Interest Only & Capital Repayment, what are they?
A capital repayment mortgage is what most people think of when they first think of mortgages. You take out a loan against a property, let’s use £100,000 for simplicity’s sake, and over the term of the loan, let’s say 25 years, you pay both the interest on that loan, and you pay the capital down year on year, so that by the end of 25 years, the balance reaches zero.
For mathematical reasons, it’s not quite as simple as paying off £4,000 per year (the £100,000 divided by the 25 years) plus the interest. However, a capital repayment mortgage of this amount at an interest rate of 3.5%, would cost you £500.62 per month.
Meanwhile, an interest only mortgage would mean you are paying ONLY the interest aspect of this. At 3.5%, this would equate to £291.67 per month, a substantial difference in cashflow.
When we consider that a property valued around the £133,000 mark, with a £100,000 loan, may rent for in the region of £700, the difference between £200 gross profit per month and £408 gross profit per month, is quite substantial.

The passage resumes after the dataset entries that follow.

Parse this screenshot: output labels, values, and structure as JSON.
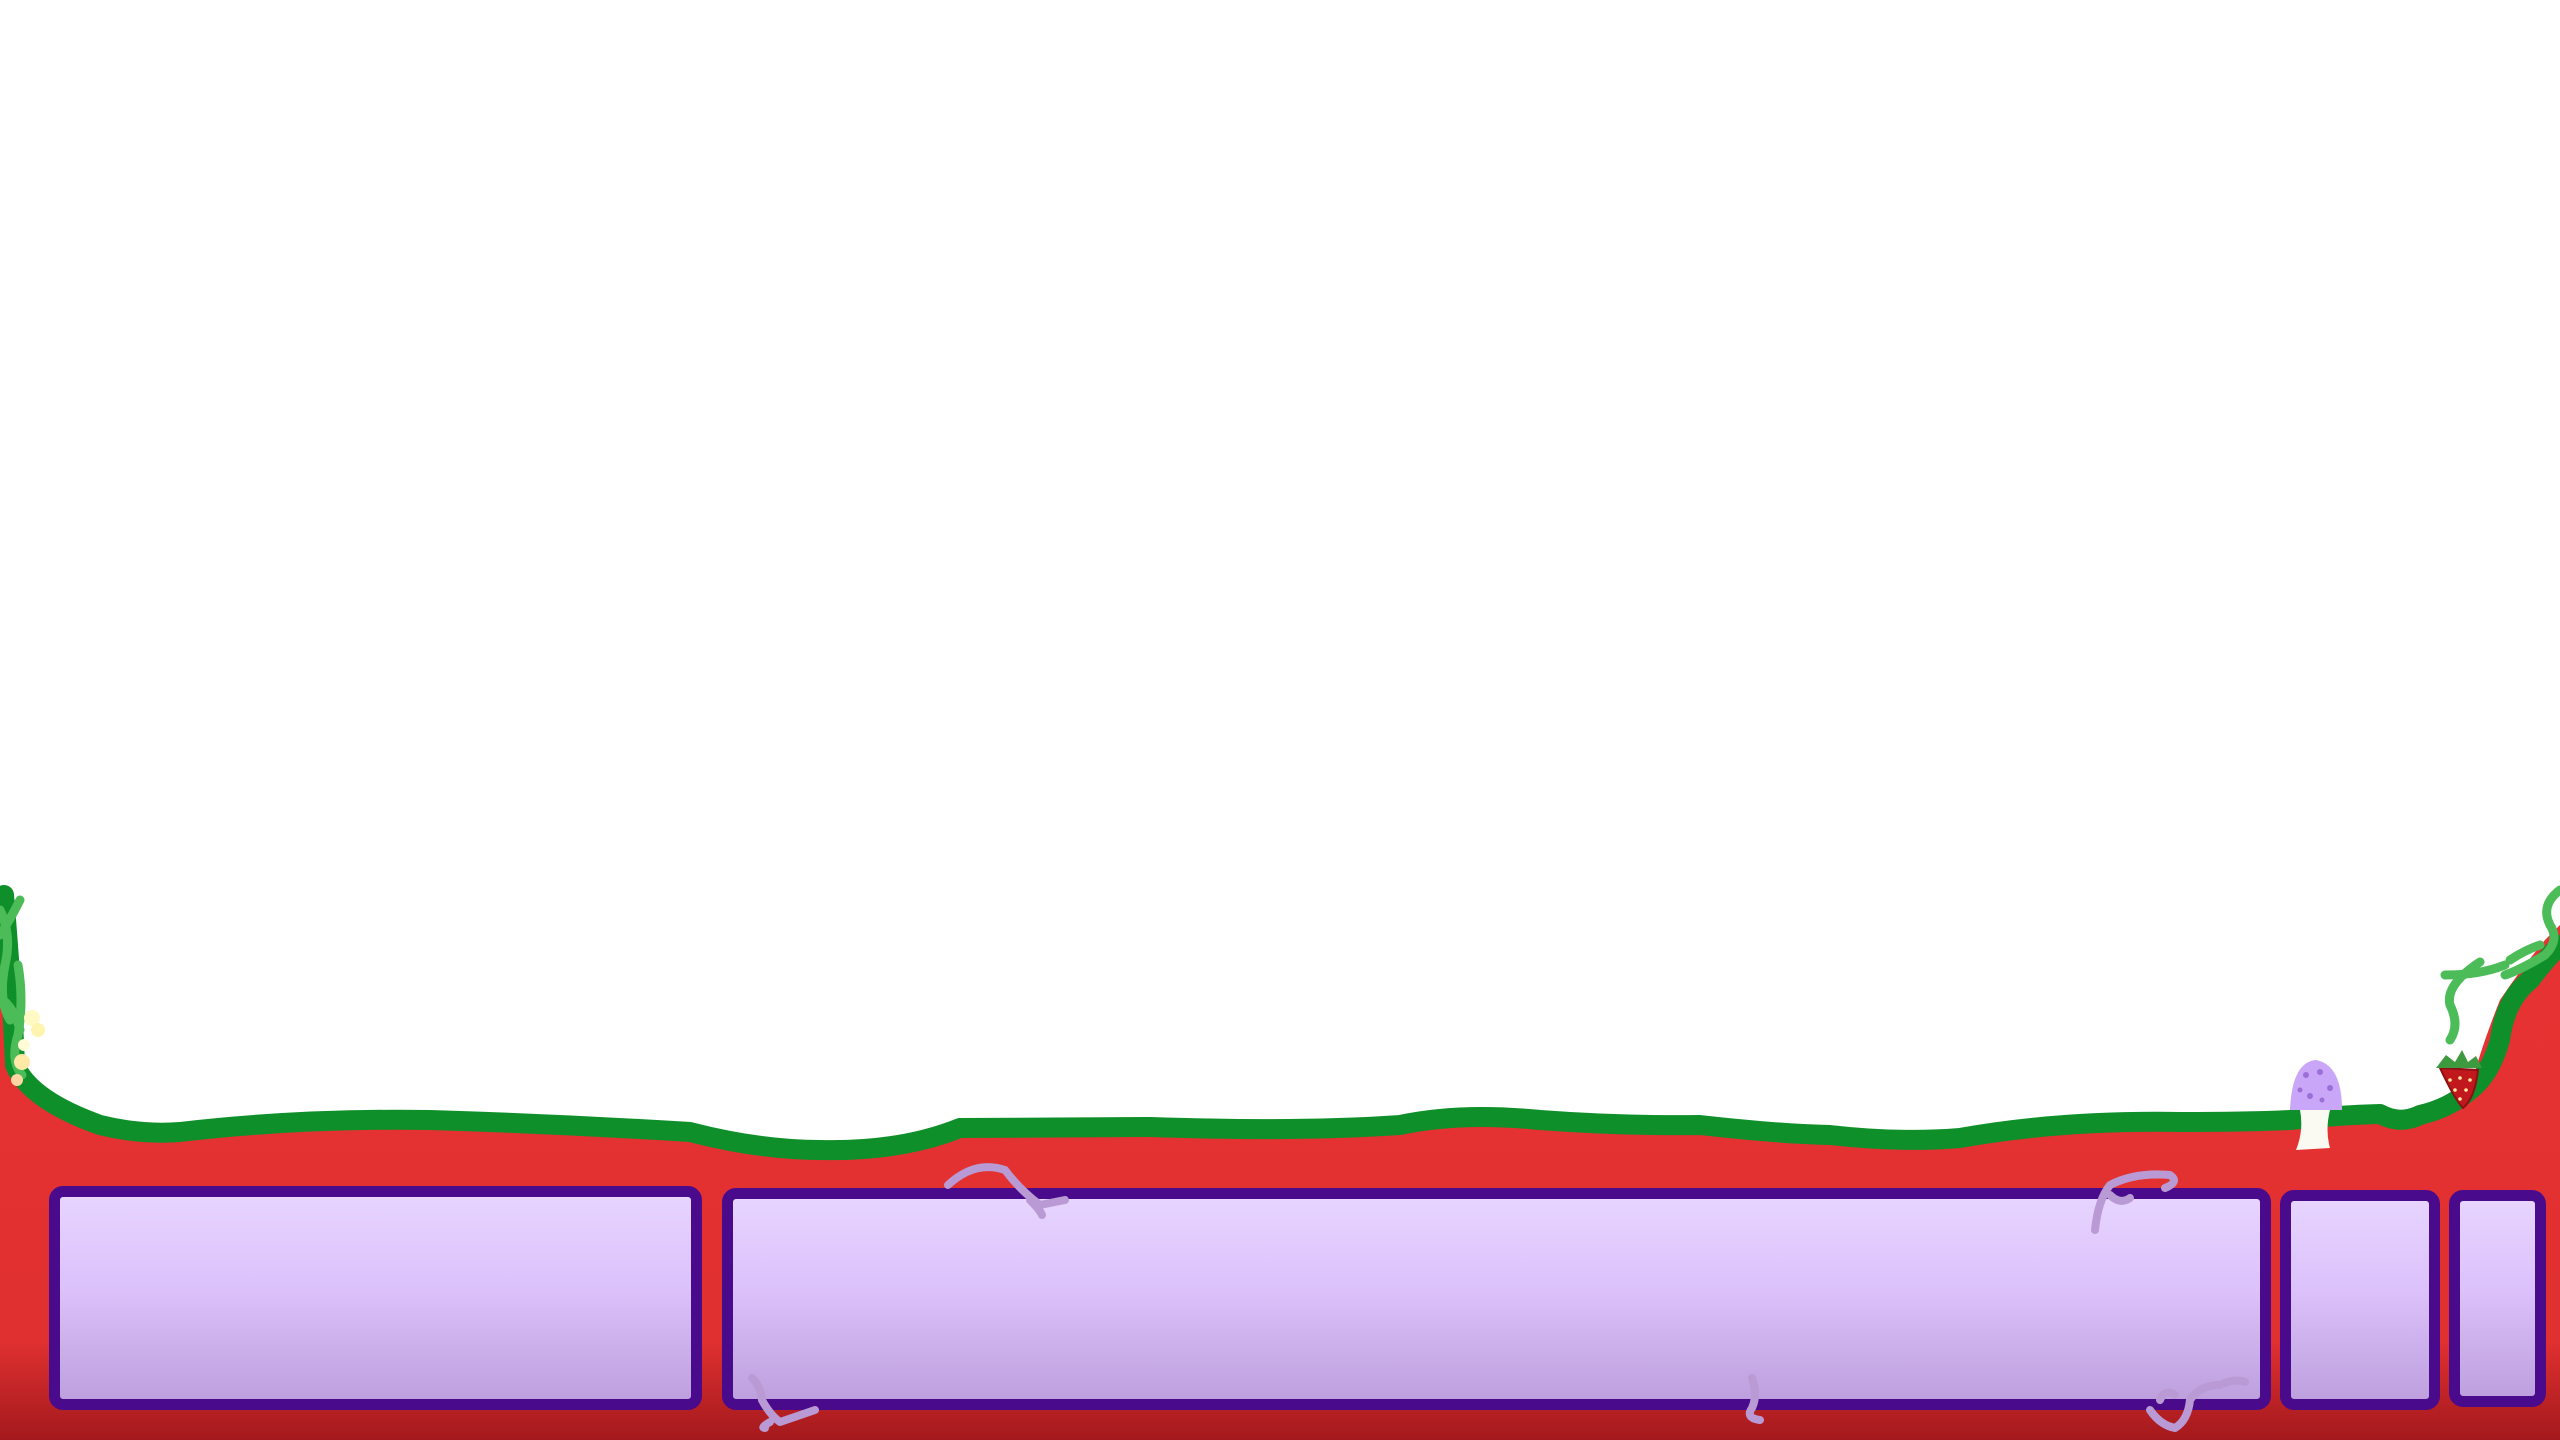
{
  "scene": {
    "colors": {
      "ground": "#e83232",
      "ground_dark": "#a3191d",
      "grass_edge": "#0f8f2a",
      "vine": "#4cbc58",
      "panel_border": "#4a0a8c",
      "panel_fill": "#dcc1fb",
      "root": "#b99ad4",
      "mushroom_cap": "#c9a6f7",
      "strawberry": "#c0181c"
    },
    "decorations": [
      "vine-left",
      "flower-cluster-left",
      "vine-right",
      "strawberry",
      "mushroom",
      "roots"
    ]
  },
  "hud": {
    "panels": [
      {
        "name": "hud-panel-left",
        "text": ""
      },
      {
        "name": "hud-panel-main",
        "text": ""
      },
      {
        "name": "hud-panel-small",
        "text": ""
      },
      {
        "name": "hud-panel-tiny",
        "text": ""
      }
    ]
  }
}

But what happens at the end of the term?
So this is great for now, we get more cashflow. But what happens in 25 years’ time? Well, take a look at the graph in the image above.
The X axis shows time (years) while the Y axis shows value. Let’s assume that property doubles in value every 12.5 years (the average is actually quicker than this – property prices were an average of £1,890 in 1950, but over £240,000 by 2020, doubling on average every 10 years), but we want to be conservative. Remember this is for illustrative purposes, so even if you don’t think the price will double in 12.5 years (despite the historic evidence), it should still illustrate the example.

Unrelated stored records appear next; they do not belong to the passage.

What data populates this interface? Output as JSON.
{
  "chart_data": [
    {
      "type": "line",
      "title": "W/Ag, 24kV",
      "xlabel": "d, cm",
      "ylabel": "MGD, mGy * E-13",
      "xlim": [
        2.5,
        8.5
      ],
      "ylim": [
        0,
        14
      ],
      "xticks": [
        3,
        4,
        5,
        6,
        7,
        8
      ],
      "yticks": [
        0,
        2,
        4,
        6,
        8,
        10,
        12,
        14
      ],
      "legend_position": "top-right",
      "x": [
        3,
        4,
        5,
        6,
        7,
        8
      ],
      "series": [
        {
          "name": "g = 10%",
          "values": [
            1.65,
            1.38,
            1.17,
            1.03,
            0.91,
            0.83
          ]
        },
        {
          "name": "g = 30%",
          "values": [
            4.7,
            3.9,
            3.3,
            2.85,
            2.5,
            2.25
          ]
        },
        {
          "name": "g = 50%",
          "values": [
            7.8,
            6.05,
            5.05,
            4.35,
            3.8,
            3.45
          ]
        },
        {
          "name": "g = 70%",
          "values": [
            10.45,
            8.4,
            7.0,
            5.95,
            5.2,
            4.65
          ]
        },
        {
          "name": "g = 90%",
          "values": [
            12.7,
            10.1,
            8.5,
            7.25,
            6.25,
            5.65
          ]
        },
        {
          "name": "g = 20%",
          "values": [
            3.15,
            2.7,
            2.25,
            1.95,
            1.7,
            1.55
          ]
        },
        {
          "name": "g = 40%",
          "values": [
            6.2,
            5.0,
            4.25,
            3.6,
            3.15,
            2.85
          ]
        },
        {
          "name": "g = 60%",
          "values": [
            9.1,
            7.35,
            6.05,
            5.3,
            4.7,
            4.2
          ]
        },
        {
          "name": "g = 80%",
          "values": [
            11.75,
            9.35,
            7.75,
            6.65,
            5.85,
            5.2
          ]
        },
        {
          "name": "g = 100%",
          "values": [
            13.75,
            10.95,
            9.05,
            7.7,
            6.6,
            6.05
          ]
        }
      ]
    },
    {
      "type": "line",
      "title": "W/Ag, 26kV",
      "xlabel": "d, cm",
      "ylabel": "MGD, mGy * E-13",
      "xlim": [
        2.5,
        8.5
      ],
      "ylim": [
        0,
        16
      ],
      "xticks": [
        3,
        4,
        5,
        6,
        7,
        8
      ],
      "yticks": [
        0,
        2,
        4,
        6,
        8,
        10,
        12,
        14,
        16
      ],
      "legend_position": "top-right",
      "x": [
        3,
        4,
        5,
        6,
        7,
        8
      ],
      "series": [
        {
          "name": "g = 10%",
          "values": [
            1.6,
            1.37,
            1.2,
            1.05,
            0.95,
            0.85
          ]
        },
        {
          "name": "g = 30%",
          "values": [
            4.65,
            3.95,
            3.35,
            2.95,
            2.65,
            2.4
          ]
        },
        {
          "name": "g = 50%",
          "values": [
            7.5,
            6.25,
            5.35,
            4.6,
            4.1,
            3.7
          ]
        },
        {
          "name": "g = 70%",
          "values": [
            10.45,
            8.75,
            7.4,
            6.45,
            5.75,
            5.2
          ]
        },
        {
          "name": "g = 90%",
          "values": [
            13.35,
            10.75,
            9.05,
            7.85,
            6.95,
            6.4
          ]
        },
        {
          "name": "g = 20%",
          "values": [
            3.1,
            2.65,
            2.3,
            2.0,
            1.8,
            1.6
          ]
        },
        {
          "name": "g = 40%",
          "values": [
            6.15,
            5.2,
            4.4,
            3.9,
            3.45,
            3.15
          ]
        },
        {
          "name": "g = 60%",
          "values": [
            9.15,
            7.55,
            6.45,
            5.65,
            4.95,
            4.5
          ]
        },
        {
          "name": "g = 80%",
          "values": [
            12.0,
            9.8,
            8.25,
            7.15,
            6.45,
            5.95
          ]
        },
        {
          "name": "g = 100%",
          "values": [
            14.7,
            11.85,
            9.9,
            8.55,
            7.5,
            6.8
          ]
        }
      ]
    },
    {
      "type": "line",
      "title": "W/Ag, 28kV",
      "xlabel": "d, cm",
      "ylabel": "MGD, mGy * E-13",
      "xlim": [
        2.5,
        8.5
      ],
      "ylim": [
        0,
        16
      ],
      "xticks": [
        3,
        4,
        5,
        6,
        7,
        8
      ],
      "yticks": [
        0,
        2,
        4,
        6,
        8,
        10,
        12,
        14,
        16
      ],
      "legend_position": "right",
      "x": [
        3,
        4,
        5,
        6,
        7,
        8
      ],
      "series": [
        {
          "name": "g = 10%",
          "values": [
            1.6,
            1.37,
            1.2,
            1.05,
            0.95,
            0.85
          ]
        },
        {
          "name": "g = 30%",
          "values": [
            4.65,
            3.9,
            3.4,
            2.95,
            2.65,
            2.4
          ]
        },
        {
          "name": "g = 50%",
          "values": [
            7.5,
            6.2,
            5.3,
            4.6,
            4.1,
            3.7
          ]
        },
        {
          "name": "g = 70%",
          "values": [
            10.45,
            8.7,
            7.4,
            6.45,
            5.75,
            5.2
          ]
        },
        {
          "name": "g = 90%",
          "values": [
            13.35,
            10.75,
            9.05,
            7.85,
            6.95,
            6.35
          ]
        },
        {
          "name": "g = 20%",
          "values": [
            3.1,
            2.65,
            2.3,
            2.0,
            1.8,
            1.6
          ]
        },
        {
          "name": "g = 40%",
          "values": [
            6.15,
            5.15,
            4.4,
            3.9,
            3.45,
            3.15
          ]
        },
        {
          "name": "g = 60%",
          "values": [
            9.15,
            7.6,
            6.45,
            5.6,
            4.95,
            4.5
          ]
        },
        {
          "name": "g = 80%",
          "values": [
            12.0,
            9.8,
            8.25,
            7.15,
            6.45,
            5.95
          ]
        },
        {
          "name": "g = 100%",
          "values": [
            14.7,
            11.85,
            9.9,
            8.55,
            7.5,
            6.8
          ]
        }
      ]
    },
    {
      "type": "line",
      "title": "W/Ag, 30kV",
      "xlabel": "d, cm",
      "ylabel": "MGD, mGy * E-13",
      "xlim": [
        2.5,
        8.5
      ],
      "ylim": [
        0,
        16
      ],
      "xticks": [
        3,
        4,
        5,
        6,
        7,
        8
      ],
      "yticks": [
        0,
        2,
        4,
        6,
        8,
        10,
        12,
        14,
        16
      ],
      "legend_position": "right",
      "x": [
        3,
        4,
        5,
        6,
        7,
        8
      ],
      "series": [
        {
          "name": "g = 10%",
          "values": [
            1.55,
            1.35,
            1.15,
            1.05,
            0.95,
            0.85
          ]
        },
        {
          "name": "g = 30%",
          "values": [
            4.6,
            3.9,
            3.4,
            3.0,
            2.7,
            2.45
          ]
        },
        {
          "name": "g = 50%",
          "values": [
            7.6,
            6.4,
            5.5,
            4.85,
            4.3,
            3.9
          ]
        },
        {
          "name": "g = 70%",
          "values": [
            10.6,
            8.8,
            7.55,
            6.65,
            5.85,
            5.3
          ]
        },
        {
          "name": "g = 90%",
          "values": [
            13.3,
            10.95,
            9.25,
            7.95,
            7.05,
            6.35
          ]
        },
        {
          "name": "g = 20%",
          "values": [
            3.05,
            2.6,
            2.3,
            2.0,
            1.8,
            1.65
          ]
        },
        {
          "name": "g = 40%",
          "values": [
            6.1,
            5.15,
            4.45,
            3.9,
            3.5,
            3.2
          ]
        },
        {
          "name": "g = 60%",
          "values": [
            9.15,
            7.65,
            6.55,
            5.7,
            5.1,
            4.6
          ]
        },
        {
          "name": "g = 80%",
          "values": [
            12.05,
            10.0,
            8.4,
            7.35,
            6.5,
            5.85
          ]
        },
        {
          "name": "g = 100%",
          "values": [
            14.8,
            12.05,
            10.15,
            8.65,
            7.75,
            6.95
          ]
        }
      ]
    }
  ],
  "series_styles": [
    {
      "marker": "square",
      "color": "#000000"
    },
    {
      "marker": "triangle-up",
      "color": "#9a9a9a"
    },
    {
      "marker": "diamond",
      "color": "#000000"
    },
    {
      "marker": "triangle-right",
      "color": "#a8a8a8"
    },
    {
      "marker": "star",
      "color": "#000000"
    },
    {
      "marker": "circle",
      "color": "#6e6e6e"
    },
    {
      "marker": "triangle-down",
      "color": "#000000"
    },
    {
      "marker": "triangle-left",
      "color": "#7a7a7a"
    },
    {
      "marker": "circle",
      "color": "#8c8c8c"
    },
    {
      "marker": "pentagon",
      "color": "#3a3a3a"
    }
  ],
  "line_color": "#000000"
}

Our property (originally bought for £133,000) in this example, has double to £266,000 in 10 years, and up to £533,000 in 25 years. We can see that the house bought on an interest only mortgage, has equity of £433,000, while the capital repayment mortgage, has equity of £533,000.
Both of these are very high. For the first question, what happens at the end of the term – the owner of the interest only house can simply refinance the property- after all, they have over £400,000 of equity! They can refinance it, or sell it depending on their goals – the thing is the ASSET goes UP in value, while the DEBT stays the SAME – all of that upside is yours
It’s all about your opportunity cost
You may be thinking, that’s all very well, I can see how it’s not so much of a problem to pay off the loan in 25 years time. However, why wouldn’t I pay it off over the years?

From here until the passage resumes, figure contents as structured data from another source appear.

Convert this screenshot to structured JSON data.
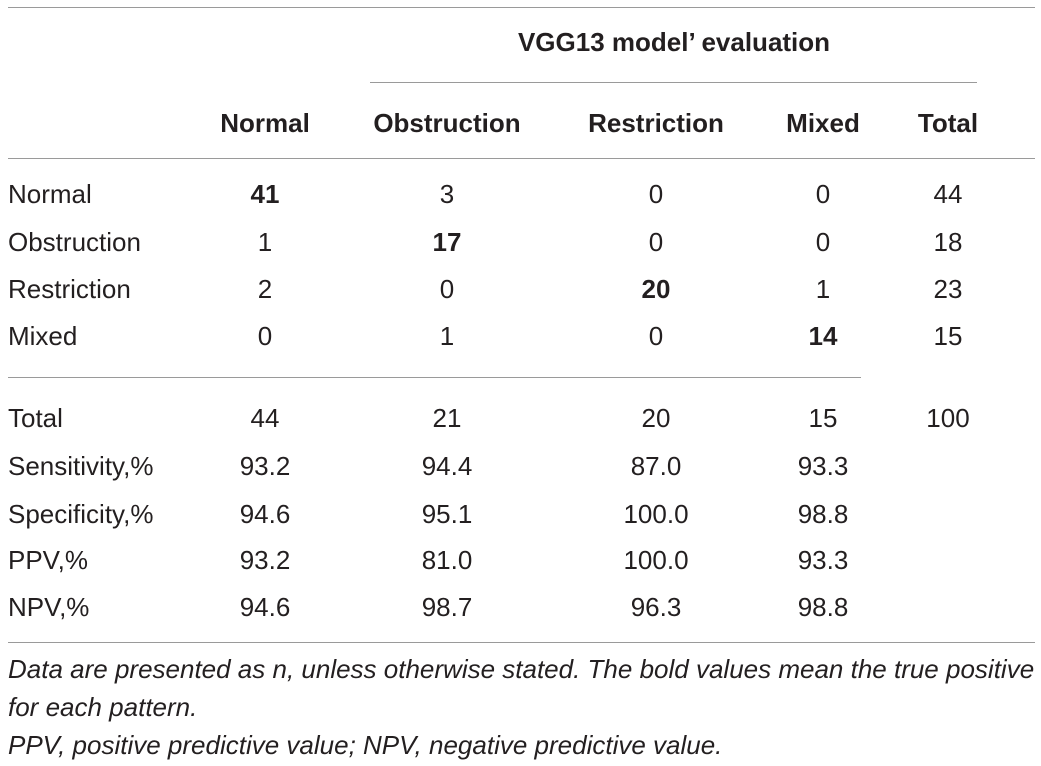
{
  "table": {
    "group_header": "VGG13 model’ evaluation",
    "columns": [
      "Normal",
      "Obstruction",
      "Restriction",
      "Mixed",
      "Total"
    ],
    "rows": [
      {
        "label": "Normal",
        "cells": [
          "41",
          "3",
          "0",
          "0",
          "44"
        ],
        "bold_index": 0
      },
      {
        "label": "Obstruction",
        "cells": [
          "1",
          "17",
          "0",
          "0",
          "18"
        ],
        "bold_index": 1
      },
      {
        "label": "Restriction",
        "cells": [
          "2",
          "0",
          "20",
          "1",
          "23"
        ],
        "bold_index": 2
      },
      {
        "label": "Mixed",
        "cells": [
          "0",
          "1",
          "0",
          "14",
          "15"
        ],
        "bold_index": 3
      }
    ],
    "summary_rows": [
      {
        "label": "Total",
        "cells": [
          "44",
          "21",
          "20",
          "15",
          "100"
        ]
      },
      {
        "label": "Sensitivity,%",
        "cells": [
          "93.2",
          "94.4",
          "87.0",
          "93.3",
          ""
        ]
      },
      {
        "label": "Specificity,%",
        "cells": [
          "94.6",
          "95.1",
          "100.0",
          "98.8",
          ""
        ]
      },
      {
        "label": "PPV,%",
        "cells": [
          "93.2",
          "81.0",
          "100.0",
          "93.3",
          ""
        ]
      },
      {
        "label": "NPV,%",
        "cells": [
          "94.6",
          "98.7",
          "96.3",
          "98.8",
          ""
        ]
      }
    ]
  },
  "footnotes": {
    "line1": "Data are presented as n, unless otherwise stated. The bold values mean the true positive for each pattern.",
    "line2": "PPV, positive predictive value; NPV, negative predictive value."
  }
}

The extra income now has a very large opportunity cost. Opportunity cost is the loss of other alternatives when one alternative is chosen. When we are paying off our capital repayment mortgage, we are putting £208.95 to pay off very LOW-COST debt – debt that is, as we can see above, is working for us.
Alternatively, we could invest that money into marketing, into our business, into the property itself (to add more value), or, towards buying ANOTHER property.
Now the added income from one deal is £62,685 over the life of the mortgage, and we can USE that for a deposit for another property. We can start to see how, with two or three houses, we can either be paying down low-cost debt, or, we can be continuing to invest to grow our asset base.
This opportunity cost can be summarised in one key question:
If someone gave you the choice between putting £208.95 into an account at 3.5% per year, or, investing that money in property, which would you choose?
It’s facilitating your goals.
If building a nest egg is your goal, if continuing to invest and build your asset base is your goal, or even if simply to grow your income is your goal, it’s clear from the above we should choose the interest only mortgage.
This is not to say there are never reasons to choose the alternative- but I’d rather own more properties which work for me, rather than have fewer that are completely paid off – to grow my wealth!